Ontem, dia 27 de maio, foi divulgado o relatório sobre o resultado do tesouro federal para o mês de abril de 2009. Para minha surpresa, apesar do registro de ter havido uma diminuição na arrecadação de impostos, ainda foi registrado um Superávit Primário de R$10,1 bilhões, bem maior que no mês anterior que foi de R$6,5 bilhões. Em comparação com o mesmo período do ano passado, houve uma diminuição.Voltando agora, para a Teoria do Descolamento 2.0, que afirma que Brasil, China e Índia começariam a se recuperar da crise antes dos EUA, entre outros motivos, por já manterem políticas anti-inflacionárias antes da crise, e agora terem "bala na agulha" para reativar seu crescimento.
Como a própria The Economist afirma, é preciso que o Brasil observe sua Política Fiscal e Monetária para que esse crescimento se torne amplo e sustentável. É necessário que o governo reinvista, ao menos uma parte deste dinheiro como forma de aquecer o mercado interno do país. Já em relação à Política Monetária, o Brasil já está no caminho certo, ainda precisa reduzir mais a Selic, mas já o fez.
Isso, somado ao fato de que a China já se tornou o maior parceiro comercial do Brasil, é o sinal de que o pior da crise já passou para nós. A questão agora, é voltar a crescer num ritmo normal.

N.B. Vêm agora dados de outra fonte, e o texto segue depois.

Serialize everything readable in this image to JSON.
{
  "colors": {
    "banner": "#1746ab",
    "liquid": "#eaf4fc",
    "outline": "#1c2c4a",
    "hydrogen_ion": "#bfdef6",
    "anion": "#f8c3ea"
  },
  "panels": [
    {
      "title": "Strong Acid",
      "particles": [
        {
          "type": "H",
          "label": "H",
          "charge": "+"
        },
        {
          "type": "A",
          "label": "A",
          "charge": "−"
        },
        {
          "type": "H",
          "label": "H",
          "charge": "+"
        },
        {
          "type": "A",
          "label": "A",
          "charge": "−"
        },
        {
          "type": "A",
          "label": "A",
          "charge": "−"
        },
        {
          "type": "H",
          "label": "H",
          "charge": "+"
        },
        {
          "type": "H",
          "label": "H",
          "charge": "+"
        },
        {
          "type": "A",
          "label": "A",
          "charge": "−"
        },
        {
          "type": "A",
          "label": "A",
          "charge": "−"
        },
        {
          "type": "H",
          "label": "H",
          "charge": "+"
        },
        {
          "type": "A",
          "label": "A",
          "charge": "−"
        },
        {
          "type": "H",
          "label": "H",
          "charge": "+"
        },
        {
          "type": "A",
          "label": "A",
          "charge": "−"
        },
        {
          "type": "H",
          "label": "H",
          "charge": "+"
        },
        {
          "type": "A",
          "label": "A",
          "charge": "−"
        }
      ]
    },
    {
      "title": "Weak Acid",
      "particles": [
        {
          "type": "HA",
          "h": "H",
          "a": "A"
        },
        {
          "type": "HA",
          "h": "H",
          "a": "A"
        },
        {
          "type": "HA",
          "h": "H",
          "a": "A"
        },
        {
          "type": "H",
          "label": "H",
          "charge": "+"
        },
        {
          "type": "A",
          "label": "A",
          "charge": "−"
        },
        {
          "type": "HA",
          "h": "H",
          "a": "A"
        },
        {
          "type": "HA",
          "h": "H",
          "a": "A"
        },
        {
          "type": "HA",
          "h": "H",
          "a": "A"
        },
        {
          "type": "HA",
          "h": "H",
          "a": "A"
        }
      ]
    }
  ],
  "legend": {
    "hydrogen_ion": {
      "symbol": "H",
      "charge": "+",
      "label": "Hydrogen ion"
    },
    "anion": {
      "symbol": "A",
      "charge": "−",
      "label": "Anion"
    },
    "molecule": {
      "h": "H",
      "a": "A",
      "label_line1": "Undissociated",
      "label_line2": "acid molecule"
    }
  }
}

Alguns argumentam que a economia mundial não voltará a ser a mesma, enquanto o consumo nos EUA não voltar ao normal. Porém há sim, uma solução para este problema. Existem muitas lacunas deixadas pela contração americana e européia. Com a falta de crédito, essas economias não puderam ocupar esses espaços. E é aí, que está a grande oportunidade para economias como a brasileira, chinesa e indiana. Não que espere-se como essa crise, que os EUA deixem de ser Super-Potencia mundial, porém é sim, a oportunidade de diminuir o desnível entre as Economias Desenvolvidas e as grandes Economias em Desenvolvimento e com um baixo endividamento. Infelizmente, esta recuperação prevista, só está limitada a essas características, pois economias com alto grau de endividamento ou que não possuem um Consumo interno relevante, dependem mais da economia norte-americana, que ainda precisa de outros fatores para uma re-aceleração.